Salon’s Walsh: ‘Parents Owning Children is Staple of Right-Wing Rhetoric’

Liberal journalists slam Rand Paul for saying government doesn’t own children.

After a nationwide outbreak of Measles and other formerly-eradicated diseases have made a comeback, largely due to internet-driven fear mongering about a disproved link between autism and vaccines, a national discussion on whether vaccinations should be mandated by government or parents should have the right to opt-out has ensued. 

Some politicians on the right like Gov. Chris Christie and Sen. Rand Paul have made public statements affirming the necessity for vaccines but acknowledging the rights of parents as well. These comments have backfired on them by the leftists who are adamantly trying to blame the anti-vaccination movement on conservative conspiracy theorists. The New York Times and The New Republic have already made that claim and now we can add MSNBC into the mix. 

On Al Sharpton’s "Politics Nation" Feb. 2, Sharpton and guests Joan Walsh of Salon and Dana Milbank of The Washington Post spent an entire segment bashing Christie and Paul, called “Rage against the vaccine: Is GOP making vaccines political?” 

After playing a clip of Sen. Rand Paul saying that vaccines are “a good thing” but we have to be careful because “the state doesn’t own your children, parents own their children,” the Post’s Dana Milbank stepped in: 

"I don't know what freedom is when they're saying you own your children. What are they, golden retrievers?” Milbank mocked, while Walsh and Sharpton laughed.

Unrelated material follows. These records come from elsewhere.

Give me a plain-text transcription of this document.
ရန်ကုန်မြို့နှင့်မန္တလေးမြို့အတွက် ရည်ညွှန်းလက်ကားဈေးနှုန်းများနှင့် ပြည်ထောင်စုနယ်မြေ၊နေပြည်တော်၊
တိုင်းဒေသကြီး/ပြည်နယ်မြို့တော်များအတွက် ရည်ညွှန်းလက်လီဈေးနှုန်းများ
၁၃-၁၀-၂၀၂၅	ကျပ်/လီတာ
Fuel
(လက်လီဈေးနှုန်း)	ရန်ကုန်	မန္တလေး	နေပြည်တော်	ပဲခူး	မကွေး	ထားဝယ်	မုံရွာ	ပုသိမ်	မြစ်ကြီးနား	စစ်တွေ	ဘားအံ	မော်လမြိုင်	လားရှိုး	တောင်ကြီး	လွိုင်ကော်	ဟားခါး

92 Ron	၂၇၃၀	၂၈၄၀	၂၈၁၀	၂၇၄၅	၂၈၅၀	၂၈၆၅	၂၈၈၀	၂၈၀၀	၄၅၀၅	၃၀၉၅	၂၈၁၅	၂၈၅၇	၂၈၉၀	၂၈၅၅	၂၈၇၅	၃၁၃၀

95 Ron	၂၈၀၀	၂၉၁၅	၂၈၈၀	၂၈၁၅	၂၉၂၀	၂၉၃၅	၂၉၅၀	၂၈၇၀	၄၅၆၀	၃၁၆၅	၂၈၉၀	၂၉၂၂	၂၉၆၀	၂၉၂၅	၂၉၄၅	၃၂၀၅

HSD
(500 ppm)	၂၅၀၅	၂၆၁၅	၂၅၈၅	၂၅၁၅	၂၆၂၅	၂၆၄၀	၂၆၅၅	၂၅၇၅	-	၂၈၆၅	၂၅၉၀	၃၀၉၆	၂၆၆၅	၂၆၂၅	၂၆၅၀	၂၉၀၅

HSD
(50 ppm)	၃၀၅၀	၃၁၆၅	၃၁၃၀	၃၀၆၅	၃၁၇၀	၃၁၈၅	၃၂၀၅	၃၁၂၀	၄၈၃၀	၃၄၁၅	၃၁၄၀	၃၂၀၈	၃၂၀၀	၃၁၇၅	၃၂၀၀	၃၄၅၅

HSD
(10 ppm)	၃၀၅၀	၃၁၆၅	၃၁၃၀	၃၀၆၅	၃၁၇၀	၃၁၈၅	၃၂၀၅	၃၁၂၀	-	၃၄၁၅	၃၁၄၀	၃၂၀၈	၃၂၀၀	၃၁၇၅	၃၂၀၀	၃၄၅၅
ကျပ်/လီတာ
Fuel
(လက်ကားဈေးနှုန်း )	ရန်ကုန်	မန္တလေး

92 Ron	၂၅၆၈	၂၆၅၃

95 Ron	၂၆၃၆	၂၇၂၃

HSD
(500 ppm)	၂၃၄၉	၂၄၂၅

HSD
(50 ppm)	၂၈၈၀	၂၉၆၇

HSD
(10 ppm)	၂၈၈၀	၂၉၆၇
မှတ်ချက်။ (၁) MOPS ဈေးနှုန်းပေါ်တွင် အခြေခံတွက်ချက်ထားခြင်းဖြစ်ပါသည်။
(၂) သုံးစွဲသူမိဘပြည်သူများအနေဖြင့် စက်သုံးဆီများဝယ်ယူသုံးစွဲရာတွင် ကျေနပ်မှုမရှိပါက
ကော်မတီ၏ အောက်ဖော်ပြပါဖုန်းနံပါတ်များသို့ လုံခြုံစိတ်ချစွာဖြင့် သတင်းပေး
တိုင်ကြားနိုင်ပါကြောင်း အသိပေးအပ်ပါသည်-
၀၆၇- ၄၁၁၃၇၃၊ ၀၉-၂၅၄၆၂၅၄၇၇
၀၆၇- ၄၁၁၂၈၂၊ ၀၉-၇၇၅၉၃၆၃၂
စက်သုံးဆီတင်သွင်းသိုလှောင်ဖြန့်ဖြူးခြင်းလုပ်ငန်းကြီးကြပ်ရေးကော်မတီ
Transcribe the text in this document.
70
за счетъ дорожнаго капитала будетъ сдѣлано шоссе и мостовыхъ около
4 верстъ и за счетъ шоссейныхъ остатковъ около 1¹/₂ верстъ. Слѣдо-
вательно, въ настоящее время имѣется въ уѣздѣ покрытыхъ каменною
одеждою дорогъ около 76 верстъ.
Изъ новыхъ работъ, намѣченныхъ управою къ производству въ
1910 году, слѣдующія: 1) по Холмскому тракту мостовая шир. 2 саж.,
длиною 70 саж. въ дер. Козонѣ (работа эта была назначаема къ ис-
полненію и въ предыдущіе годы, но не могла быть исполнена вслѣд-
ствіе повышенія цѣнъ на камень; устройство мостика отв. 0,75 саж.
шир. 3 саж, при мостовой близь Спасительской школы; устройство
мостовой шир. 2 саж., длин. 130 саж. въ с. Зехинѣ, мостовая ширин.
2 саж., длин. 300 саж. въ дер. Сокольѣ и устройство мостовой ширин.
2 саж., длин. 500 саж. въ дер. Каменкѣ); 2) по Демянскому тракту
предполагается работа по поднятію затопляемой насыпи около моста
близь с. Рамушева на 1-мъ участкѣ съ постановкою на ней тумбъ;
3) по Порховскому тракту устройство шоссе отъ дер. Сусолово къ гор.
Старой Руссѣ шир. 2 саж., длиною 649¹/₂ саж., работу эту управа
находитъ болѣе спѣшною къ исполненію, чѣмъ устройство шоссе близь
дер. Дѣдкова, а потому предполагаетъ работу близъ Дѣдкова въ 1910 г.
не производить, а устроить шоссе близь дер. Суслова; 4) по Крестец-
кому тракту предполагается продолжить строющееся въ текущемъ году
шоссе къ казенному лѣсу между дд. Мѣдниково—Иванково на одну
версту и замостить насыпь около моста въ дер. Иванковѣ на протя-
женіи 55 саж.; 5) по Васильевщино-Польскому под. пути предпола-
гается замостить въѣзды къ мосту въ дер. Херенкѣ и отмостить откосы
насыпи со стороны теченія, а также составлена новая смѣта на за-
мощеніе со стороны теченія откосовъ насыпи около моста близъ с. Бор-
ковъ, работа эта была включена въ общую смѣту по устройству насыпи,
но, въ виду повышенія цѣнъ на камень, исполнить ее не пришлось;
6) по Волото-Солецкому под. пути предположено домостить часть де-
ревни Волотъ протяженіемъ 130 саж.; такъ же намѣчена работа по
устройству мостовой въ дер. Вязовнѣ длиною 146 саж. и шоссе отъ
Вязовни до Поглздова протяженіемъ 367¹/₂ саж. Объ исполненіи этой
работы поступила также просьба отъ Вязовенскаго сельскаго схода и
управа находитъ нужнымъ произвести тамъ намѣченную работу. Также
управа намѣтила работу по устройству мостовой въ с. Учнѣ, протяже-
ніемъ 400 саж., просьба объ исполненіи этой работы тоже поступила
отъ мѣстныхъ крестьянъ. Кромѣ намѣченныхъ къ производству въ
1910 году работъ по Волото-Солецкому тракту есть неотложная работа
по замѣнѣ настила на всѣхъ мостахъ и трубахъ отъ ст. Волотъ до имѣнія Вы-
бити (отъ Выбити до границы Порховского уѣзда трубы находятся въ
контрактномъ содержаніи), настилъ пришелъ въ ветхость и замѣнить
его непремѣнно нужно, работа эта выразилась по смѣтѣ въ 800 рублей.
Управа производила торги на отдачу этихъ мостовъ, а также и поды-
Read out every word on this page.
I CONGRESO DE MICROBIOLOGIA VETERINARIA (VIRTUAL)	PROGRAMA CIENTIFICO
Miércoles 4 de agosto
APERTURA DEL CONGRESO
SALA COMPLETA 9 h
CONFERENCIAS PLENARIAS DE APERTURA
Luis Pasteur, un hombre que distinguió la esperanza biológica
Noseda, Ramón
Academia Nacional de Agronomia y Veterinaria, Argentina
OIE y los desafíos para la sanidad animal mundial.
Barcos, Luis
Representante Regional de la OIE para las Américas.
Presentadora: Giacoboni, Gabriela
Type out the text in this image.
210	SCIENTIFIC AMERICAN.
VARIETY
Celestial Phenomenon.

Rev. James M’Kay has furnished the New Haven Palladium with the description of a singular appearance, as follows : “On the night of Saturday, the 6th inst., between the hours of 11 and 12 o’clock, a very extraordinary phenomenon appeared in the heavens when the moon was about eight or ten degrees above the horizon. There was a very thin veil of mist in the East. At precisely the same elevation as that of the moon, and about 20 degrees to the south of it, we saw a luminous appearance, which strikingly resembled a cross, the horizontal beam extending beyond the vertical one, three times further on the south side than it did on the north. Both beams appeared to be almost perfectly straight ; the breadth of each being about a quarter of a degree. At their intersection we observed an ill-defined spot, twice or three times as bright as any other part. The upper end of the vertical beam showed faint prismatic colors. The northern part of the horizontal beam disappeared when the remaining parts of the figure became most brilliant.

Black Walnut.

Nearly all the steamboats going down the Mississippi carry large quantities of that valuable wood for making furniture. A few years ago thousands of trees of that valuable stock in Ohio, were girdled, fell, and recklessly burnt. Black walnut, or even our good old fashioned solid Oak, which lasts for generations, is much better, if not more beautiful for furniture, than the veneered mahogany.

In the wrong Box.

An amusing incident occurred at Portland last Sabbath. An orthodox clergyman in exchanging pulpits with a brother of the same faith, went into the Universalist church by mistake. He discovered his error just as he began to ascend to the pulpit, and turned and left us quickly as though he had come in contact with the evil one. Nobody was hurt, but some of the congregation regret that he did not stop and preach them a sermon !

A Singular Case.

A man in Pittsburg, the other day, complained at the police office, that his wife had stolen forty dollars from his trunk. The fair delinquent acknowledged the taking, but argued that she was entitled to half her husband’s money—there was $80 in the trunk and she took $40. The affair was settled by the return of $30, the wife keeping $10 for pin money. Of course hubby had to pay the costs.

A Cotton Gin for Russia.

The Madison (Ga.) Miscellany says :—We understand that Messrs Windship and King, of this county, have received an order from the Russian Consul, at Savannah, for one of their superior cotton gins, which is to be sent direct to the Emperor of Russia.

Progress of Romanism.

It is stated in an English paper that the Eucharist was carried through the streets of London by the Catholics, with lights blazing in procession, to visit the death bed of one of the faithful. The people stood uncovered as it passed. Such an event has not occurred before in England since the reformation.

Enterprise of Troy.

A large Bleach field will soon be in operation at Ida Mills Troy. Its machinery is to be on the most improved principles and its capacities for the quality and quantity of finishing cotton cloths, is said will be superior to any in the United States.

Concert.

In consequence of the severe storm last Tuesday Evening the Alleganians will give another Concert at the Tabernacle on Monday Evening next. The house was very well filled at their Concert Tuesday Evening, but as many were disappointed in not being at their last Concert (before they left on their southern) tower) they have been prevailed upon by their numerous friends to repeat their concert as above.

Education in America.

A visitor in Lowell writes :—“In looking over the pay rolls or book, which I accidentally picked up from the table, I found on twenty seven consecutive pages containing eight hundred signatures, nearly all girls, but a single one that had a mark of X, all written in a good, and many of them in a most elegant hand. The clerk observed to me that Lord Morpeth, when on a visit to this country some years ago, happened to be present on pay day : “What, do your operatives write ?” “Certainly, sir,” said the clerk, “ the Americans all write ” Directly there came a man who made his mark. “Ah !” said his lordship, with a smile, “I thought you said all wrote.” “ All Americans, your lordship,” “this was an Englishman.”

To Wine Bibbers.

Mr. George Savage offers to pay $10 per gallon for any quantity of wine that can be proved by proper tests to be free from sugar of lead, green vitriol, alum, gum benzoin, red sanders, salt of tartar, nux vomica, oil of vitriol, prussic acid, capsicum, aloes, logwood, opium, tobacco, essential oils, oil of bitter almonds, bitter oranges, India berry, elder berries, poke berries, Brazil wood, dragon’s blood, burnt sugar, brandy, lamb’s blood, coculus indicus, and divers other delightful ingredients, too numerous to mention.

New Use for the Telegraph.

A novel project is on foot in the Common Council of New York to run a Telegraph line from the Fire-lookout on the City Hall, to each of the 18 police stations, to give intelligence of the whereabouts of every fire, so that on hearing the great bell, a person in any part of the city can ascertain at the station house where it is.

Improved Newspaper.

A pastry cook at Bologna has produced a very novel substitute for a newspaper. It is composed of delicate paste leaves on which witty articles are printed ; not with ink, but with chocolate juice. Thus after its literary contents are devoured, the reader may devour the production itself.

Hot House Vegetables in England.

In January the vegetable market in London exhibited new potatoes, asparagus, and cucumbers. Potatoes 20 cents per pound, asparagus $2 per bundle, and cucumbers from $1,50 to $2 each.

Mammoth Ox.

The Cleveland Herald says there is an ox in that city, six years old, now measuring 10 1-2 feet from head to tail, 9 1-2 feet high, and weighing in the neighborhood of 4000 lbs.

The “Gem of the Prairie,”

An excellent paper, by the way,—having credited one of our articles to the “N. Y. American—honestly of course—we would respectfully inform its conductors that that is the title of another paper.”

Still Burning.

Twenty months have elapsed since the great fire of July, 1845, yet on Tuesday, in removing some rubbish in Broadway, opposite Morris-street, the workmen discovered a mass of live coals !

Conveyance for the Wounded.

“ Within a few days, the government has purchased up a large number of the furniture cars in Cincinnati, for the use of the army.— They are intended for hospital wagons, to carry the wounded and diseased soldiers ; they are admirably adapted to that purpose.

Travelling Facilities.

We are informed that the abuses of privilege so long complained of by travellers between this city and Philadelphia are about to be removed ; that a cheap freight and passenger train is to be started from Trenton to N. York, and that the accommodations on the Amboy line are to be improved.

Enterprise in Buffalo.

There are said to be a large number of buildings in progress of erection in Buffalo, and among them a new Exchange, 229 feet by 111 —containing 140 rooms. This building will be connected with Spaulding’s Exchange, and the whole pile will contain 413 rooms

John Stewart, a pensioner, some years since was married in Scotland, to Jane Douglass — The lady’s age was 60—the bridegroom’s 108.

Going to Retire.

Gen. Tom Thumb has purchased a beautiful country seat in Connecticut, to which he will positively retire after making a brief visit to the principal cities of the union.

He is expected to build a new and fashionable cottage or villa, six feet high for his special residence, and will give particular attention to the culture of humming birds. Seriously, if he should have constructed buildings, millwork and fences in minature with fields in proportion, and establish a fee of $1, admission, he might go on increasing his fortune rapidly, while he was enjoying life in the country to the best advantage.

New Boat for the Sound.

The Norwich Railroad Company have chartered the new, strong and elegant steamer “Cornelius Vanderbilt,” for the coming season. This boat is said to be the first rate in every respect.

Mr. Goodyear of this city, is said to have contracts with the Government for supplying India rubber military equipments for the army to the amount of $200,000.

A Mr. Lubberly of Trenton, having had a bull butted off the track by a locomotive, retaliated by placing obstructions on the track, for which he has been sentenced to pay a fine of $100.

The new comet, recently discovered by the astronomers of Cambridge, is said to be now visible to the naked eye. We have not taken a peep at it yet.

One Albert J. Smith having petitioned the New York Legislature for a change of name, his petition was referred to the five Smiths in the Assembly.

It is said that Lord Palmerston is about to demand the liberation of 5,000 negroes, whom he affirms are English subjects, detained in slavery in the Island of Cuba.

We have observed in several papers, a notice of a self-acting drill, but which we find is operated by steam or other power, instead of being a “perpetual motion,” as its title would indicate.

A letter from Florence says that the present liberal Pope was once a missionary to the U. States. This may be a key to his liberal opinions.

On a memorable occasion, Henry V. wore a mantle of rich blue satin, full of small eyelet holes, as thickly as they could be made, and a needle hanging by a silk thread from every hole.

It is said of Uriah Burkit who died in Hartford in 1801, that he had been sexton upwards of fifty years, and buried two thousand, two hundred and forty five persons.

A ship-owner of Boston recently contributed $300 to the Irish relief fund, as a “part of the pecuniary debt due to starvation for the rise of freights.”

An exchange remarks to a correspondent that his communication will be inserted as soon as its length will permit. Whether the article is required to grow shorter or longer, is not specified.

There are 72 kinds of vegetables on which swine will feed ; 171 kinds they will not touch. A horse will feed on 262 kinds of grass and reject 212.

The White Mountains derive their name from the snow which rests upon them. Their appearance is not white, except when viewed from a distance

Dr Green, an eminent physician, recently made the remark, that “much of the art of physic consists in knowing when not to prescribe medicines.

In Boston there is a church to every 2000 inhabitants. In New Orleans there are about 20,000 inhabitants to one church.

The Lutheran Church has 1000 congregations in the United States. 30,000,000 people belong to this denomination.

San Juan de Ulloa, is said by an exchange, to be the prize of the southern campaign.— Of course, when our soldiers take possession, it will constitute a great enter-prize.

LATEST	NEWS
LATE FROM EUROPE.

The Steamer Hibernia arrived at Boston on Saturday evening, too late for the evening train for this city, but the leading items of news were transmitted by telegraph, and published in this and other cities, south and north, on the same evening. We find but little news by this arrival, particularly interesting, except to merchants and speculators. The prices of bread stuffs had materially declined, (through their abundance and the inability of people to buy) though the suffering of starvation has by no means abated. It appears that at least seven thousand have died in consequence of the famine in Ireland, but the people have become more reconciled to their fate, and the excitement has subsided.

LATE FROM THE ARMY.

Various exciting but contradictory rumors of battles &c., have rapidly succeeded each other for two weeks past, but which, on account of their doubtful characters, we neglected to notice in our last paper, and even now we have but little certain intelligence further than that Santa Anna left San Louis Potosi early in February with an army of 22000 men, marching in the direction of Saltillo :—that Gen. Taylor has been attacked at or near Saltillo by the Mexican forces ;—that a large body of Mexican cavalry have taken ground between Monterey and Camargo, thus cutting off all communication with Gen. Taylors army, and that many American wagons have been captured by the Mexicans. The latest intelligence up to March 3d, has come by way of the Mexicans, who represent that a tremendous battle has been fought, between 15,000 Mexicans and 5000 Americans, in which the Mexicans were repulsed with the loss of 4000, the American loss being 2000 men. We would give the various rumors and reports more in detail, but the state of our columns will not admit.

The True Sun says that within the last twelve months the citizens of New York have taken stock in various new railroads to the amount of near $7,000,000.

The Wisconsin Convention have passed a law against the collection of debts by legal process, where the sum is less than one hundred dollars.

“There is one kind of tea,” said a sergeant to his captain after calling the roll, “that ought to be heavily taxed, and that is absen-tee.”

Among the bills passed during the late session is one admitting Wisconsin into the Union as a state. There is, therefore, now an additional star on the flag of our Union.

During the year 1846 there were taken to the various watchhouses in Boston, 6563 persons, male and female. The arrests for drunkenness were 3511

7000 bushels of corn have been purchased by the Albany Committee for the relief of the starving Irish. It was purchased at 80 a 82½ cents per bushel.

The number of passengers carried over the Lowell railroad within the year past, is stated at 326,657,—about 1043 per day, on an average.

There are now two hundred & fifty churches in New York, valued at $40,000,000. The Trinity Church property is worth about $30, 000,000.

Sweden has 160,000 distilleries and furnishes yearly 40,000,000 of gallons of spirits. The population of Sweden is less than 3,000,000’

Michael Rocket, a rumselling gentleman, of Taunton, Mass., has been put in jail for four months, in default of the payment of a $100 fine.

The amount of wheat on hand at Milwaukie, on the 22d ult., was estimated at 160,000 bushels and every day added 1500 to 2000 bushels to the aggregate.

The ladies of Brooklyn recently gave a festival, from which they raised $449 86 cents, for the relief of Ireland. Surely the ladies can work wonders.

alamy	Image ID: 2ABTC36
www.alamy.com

“I didn't realize that parents own children,” he insisted. 

Salon’s Joan Walsh also echoed the shocked sentiment. "He went a little beyond what we expect," Walsh said. "Parents owning their children really is a staple of right-wing rhetoric." 

The simple notion that parents have the most say in how their children are raised is simply unthinkable to the left. Remember when MSNBC’s Melissa Harris-Perry insisted that “kids belong to their communities in a national promo?” And Hillary Clinton told us long ago that “it takes a village to raise a child.” 

Such a “private idea” as Harris-Perry called it, flies in the face of the liberal notion that government knows best and can provide the best, whereas individuals and families can do nothing without the help of the government. 

Ironically most anti-vaxxers are predominantly upper-class liberals like the MSNBC panelists themselves. Who says so? The elite left-wingers at “The Daily Show.” 

Walsh later calls out Paul for getting “abusive” with a female reporter because he shushed her after she kept interrupting him, in that same interview. Walsh claimed Paul “got abusive with the CNBC reporter in a very touchy way.” Walsh doesn’t acknowledge that MSNBC’s Joe Scarborough does the exact same thing in a later interview, ironically also calling out Paul for his audacity. I guess it’s only sexist when it’s a conservative shushing a reporter.